There is no shortage of bloggers who have launched their own brand:
Rumi Neely (Fashion Toast) – Are You Am I
Emily Schuman (Cupcakes and Cashmere) – cupcakes and cashmere
Julie Sariñana (Sincerely Jules) – Shop Sincerely Jules
Aimee Song (Song of Style) – Two Songs
Elin Kling (Style by Kling, now closed) – Totême
Many bloggers collaborate with larger brands who are closely aligned with their personal brand. Collaborations of this type are opportunities to cross brand and expose each brand to the other’s audience. It allows the blogger a peek into the design and production side of fashion industry without taking on the risk and expense of the complicated start-to-finish process of designing a line. As most know, the cost of launching a brand is enormous. Doing a limited edition of product with Levi’s, Macy’s, Forever 21, Madewell or Coach allows the blogger to test their name in the market alongside a well known brand. All of the bloggers above have done some sort of collaborative collection.
Personal style bloggers have long relied on these sort of relationships as a source of revenue for their own brands, but I think in the past couple of years, the bloggers have decided their name is worth more and believe they can sell on their own. No doubt bloggers have more control over the final product, but no built-in infrastructure design houses and brands. Not to mention a lack of design experience. My confusion is who buys this product? Following a blogger and being inspired by their personal style is very different than investing their money in something they created. There is an implicit trust in the collaborations with well known brands who hire bloggers to design a limited edition of something – but not necessarily in the stand alone blogger-launched division of product.
In my opinion, fashion people, real fashion people do not buy blogger-launched brands. They may wear something gifted to them to support a friend, but that is different. Mostly, I think this is because fashion people don’t need the innate branded quality attached to blogger-launched brands. All of the aforementioned bloggers have very clear personal style, well documented in their blogs and curated Instagram feeds, and their brands are essentially pure extensions of themselves.
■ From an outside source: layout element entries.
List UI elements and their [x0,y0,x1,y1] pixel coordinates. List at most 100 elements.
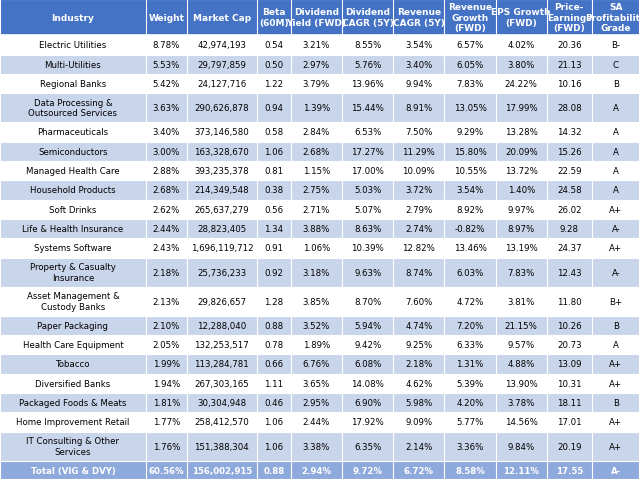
Text: 2.94%: 2.94% [301,466,332,475]
Text: 20.19: 20.19 [557,442,582,451]
Text: Life & Health Insurance: Life & Health Insurance [22,225,124,234]
Text: 22.59: 22.59 [557,167,582,176]
Text: 12.43: 12.43 [557,268,582,277]
Text: 393,235,378: 393,235,378 [195,167,249,176]
Text: Tobacco: Tobacco [56,360,90,369]
Bar [0,181,640,200]
Text: 1.40%: 1.40% [508,186,535,195]
Text: 12,288,040: 12,288,040 [197,321,246,330]
Text: 2.84%: 2.84% [303,128,330,137]
Text: 3.54%: 3.54% [405,41,433,50]
Text: 3.78%: 3.78% [508,398,535,408]
Text: Pharmaceuticals: Pharmaceuticals [37,128,108,137]
Text: 13.90%: 13.90% [505,379,538,388]
Text: 6.03%: 6.03% [456,268,484,277]
Text: A+: A+ [609,360,622,369]
Text: Household Products: Household Products [30,186,116,195]
Text: 1.15%: 1.15% [303,167,330,176]
Text: 28,823,405: 28,823,405 [197,225,246,234]
Text: 3.00%: 3.00% [153,147,180,156]
Text: 0.66: 0.66 [264,360,284,369]
Text: 13.28%: 13.28% [505,128,538,137]
Text: 113,284,781: 113,284,781 [195,360,249,369]
Text: 9.97%: 9.97% [508,205,535,215]
Text: 5.39%: 5.39% [456,379,484,388]
Text: 24.37: 24.37 [557,244,582,253]
Text: Asset Management &
Custody Banks: Asset Management & Custody Banks [26,292,119,311]
Text: 12.11%: 12.11% [503,466,539,475]
Text: Price-
Earnings
(FWD): Price- Earnings (FWD) [547,3,591,33]
Text: 11.29%: 11.29% [403,147,435,156]
Text: A+: A+ [609,205,622,215]
Text: Packaged Foods & Meats: Packaged Foods & Meats [19,398,127,408]
Text: Regional Banks: Regional Banks [40,80,106,89]
Text: 7.50%: 7.50% [405,128,433,137]
Bar [0,355,640,374]
Text: Data Processing &
Outsourced Services: Data Processing & Outsourced Services [28,99,117,118]
Text: 10.31: 10.31 [557,379,582,388]
Bar [0,335,640,355]
Text: 5.03%: 5.03% [354,186,381,195]
Text: A+: A+ [609,379,622,388]
Text: 7.83%: 7.83% [508,268,535,277]
Text: 1.28: 1.28 [264,297,284,306]
Text: 13.19%: 13.19% [505,244,538,253]
Text: 3.38%: 3.38% [303,442,330,451]
Text: Semiconductors: Semiconductors [38,147,108,156]
Text: A: A [613,104,619,113]
Text: 258,412,570: 258,412,570 [195,418,249,427]
Text: 24,127,716: 24,127,716 [197,80,246,89]
Text: 132,253,517: 132,253,517 [195,340,249,349]
Text: Dividend
Yield (FWD): Dividend Yield (FWD) [287,9,346,28]
Bar [0,142,640,162]
Text: Total (VIG & DVY): Total (VIG & DVY) [31,466,115,475]
Text: A: A [613,186,619,195]
Text: 2.18%: 2.18% [405,360,433,369]
Text: 1.06%: 1.06% [303,244,330,253]
Bar [0,75,640,94]
Text: 9.29%: 9.29% [456,128,484,137]
Text: 3.80%: 3.80% [508,60,535,70]
Text: 2.05%: 2.05% [153,340,180,349]
Text: 6.35%: 6.35% [354,442,381,451]
Bar [0,374,640,393]
Text: 4.62%: 4.62% [405,379,433,388]
Text: 6.76%: 6.76% [303,360,330,369]
Text: 9.09%: 9.09% [405,418,433,427]
Text: 13.96%: 13.96% [351,80,384,89]
Text: 11.80: 11.80 [557,297,582,306]
Text: 373,146,580: 373,146,580 [195,128,249,137]
Text: 3.18%: 3.18% [303,268,330,277]
Text: 8.70%: 8.70% [354,297,381,306]
Text: 17.55: 17.55 [556,466,583,475]
Text: A: A [613,340,619,349]
Text: 1.34: 1.34 [264,225,284,234]
Text: 0.91: 0.91 [264,244,284,253]
Text: 151,388,304: 151,388,304 [195,442,249,451]
Text: 2.79%: 2.79% [405,205,433,215]
Text: 3.36%: 3.36% [456,442,484,451]
Text: 0.46: 0.46 [264,398,284,408]
Text: 6.57%: 6.57% [456,41,484,50]
Text: 2.97%: 2.97% [303,60,330,70]
Bar [0,162,640,181]
Text: Systems Software: Systems Software [34,244,111,253]
Text: Diversified Banks: Diversified Banks [35,379,111,388]
Text: Revenue
CAGR (5Y): Revenue CAGR (5Y) [393,9,445,28]
Bar [0,123,640,142]
Text: 3.40%: 3.40% [405,60,433,70]
Bar [0,393,640,412]
Text: 12.82%: 12.82% [403,244,435,253]
Text: 2.43%: 2.43% [153,244,180,253]
Bar [0,0,640,36]
Text: Home Improvement Retail: Home Improvement Retail [16,418,129,427]
Text: Electric Utilities: Electric Utilities [39,41,106,50]
Text: 4.20%: 4.20% [456,398,484,408]
Text: 42,974,193: 42,974,193 [197,41,246,50]
Text: Managed Health Care: Managed Health Care [26,167,120,176]
Text: 6.08%: 6.08% [354,360,381,369]
Text: 4.74%: 4.74% [405,321,433,330]
Text: 2.68%: 2.68% [153,186,180,195]
Text: 1.94%: 1.94% [153,379,180,388]
Text: 3.88%: 3.88% [303,225,330,234]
Most fashion people I know, have a firm grasp on their own style and wearing something designed by Rumi Neely or Elin Kling might imply the opposite. For myself, I feel my authenticity would be compromised – personal style bloggers are famous for the way they dress, not their design talent. Most are hoping their styling talent will translate into successful design skills. Perhaps it will. Perhaps there are enough women out there who are willing to spend money on clothes with a blogger’s name attached.
I have always admired Alexa Chung’s unique style and willingness to take a risk with emerging designers. Retailers are undoubtedly crossing their fingers that her name alone will carry the brand despite Chung’s design experience. A handful of retailers are already on board to carry the line when it launches next Spring.
Tell us what you think – do you buy blogger-launched brands? Why or why not?